Alexievich’s Achievement

Svetlana Alexievich was awarded this year's Nobel Prize for literature for her uncompromising treatment of difficult topics, from World War II to nuclear disaster. The award sends a powerful message – not only about Alexievich's talent, but also about the importance of the female perspective in the public sphere.

NEW YORK – It was 1985, and change was in the air in the Soviet Union. Aging general secretaries were dropping like flies. Elem Klimov’s cinematic magnum opus “Come and See” depicted World War II without the heroics on which we were reared, highlighting the tremendous human suffering instead. Klimov’s approach echoed that of Svetlana Alexievich – this year’s Nobel laureate in literature – in her first book, War’s Unwomanly Face, published the year before.

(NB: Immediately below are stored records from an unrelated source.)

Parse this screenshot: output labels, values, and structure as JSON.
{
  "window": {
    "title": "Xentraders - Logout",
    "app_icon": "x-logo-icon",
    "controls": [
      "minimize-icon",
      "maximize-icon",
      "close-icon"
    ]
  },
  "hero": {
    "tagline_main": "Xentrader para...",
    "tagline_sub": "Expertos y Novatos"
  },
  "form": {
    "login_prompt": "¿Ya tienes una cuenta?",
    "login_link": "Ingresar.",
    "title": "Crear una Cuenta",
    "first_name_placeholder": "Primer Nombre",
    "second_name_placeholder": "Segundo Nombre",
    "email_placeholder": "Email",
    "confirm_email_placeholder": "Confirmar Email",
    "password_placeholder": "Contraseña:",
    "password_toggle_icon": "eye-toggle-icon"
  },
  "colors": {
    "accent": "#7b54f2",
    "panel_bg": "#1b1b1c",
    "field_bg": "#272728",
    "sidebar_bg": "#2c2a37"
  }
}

But, whereas many rushed to see Klimov’s film, Alexievich’s book did not seem to excite readers. The Soviet Union, supposedly progressive, remained rooted in patriarchy. Women had jobs, but rarely careers. Women writers wrote exquisite poetry and prose, and they were officially recognized as the equals (well, almost) of their male peers; but they tended to avoid certain topics – and war was a man’s business. And thus Alexievich begins War’s Unwomanly Face, “There had been more than 3,000 wars in the world, and even more books. But all we know about war is what men told us.”

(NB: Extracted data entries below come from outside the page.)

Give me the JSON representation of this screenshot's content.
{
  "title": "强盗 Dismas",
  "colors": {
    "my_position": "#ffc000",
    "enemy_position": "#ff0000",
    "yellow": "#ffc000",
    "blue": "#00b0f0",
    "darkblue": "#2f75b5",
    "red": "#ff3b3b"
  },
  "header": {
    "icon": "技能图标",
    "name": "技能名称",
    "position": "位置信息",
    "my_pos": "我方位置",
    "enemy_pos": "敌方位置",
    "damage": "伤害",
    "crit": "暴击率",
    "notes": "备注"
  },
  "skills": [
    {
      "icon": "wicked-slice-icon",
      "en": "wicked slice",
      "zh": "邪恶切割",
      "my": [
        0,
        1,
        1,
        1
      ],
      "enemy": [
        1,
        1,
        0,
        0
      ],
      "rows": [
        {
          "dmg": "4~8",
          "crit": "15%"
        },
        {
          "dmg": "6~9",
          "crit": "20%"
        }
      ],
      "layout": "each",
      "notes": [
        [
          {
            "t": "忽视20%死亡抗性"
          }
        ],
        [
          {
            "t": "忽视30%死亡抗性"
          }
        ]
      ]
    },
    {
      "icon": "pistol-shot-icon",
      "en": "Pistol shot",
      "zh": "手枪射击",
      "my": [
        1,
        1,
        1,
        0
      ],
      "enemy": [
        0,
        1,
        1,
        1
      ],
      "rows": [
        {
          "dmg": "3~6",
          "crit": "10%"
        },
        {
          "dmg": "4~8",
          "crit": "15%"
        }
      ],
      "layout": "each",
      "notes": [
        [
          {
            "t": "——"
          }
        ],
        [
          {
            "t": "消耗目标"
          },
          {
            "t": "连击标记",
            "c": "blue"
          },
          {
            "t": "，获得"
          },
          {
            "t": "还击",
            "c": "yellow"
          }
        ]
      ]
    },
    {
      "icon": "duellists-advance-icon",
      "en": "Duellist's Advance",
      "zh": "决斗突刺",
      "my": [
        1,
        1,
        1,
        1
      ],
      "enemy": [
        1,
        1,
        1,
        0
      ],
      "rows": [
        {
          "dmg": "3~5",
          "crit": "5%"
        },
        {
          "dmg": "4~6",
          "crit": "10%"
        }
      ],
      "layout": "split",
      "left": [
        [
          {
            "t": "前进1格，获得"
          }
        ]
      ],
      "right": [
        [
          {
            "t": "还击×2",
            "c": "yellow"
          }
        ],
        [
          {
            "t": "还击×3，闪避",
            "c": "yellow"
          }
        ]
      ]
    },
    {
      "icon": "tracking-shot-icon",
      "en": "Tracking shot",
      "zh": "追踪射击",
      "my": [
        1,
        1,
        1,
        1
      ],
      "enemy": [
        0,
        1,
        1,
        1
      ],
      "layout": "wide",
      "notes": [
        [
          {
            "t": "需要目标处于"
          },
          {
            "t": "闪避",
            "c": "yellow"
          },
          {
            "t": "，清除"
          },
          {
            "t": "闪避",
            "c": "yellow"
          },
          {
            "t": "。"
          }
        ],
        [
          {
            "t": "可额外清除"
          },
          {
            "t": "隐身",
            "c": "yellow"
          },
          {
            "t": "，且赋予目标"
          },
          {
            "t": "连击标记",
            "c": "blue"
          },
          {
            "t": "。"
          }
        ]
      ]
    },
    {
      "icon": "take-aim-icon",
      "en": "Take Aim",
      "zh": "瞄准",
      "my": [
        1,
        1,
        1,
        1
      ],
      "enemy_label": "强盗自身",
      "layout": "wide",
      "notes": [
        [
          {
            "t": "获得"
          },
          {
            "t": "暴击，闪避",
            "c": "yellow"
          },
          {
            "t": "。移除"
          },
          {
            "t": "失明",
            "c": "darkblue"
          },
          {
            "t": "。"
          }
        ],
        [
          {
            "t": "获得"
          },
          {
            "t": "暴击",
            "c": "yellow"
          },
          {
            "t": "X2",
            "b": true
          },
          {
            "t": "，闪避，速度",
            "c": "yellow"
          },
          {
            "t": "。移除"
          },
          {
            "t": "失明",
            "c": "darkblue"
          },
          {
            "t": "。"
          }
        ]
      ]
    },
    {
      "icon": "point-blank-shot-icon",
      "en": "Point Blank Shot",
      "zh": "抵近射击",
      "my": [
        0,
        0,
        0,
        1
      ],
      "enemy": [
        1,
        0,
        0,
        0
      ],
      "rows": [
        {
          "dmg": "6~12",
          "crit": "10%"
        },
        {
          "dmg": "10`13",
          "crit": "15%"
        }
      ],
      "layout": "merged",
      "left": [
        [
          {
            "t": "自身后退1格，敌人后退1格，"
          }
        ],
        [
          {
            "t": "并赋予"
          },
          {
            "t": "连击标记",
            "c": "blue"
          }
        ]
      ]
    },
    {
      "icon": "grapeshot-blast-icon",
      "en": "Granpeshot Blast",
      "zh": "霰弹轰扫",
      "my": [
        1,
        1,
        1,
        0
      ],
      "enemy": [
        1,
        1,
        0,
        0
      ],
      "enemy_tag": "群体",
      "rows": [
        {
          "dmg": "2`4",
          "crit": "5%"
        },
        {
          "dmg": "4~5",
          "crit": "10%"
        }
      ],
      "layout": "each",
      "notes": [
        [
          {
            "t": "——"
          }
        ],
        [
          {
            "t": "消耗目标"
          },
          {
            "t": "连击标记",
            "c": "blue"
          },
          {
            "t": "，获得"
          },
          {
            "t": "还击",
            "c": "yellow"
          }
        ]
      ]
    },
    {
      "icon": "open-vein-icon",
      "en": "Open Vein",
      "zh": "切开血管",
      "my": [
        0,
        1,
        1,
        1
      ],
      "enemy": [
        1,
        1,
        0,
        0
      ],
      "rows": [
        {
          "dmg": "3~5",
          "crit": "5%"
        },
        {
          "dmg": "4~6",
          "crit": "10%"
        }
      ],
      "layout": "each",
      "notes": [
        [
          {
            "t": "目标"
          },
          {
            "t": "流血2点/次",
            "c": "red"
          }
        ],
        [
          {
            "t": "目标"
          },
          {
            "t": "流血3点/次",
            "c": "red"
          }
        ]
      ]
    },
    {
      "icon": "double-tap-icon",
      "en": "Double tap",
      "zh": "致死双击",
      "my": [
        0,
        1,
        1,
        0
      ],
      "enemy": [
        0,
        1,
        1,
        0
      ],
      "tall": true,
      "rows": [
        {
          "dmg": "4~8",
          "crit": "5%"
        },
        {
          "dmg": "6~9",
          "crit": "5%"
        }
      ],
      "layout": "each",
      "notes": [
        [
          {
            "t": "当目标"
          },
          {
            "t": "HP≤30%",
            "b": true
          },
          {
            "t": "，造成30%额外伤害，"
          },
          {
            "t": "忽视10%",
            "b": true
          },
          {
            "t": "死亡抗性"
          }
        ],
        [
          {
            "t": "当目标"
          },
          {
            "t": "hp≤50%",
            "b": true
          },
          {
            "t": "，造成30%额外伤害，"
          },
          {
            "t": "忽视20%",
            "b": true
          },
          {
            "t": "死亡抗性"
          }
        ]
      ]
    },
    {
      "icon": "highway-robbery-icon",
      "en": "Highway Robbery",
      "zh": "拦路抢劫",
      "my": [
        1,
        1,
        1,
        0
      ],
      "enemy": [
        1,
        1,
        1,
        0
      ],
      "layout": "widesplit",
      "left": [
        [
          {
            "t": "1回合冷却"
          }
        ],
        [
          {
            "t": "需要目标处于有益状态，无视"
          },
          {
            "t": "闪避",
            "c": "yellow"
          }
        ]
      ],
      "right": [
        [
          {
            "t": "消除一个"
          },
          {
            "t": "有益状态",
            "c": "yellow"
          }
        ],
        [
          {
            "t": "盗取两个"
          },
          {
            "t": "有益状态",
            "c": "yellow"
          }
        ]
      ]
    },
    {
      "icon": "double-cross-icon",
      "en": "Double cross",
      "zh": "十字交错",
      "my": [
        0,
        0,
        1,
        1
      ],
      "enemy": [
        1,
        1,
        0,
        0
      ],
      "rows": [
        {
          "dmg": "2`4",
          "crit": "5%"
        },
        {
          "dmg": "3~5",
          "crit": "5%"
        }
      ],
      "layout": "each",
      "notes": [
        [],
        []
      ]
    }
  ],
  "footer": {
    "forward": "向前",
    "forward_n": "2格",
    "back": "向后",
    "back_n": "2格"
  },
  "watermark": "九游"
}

And men told us a lot. “We always remembered the war,” Alexievich recalled, “at school, at home, at weddings and christenings, during holidays and funerals. War and post-war lived in the home of our soul.” Indeed, I had heard so much about the war by the time War’s Unwomanly Face came out, I had little interest in hearing more about it – whether the suffering and sacrifice or the heroism and triumph – from any perspective.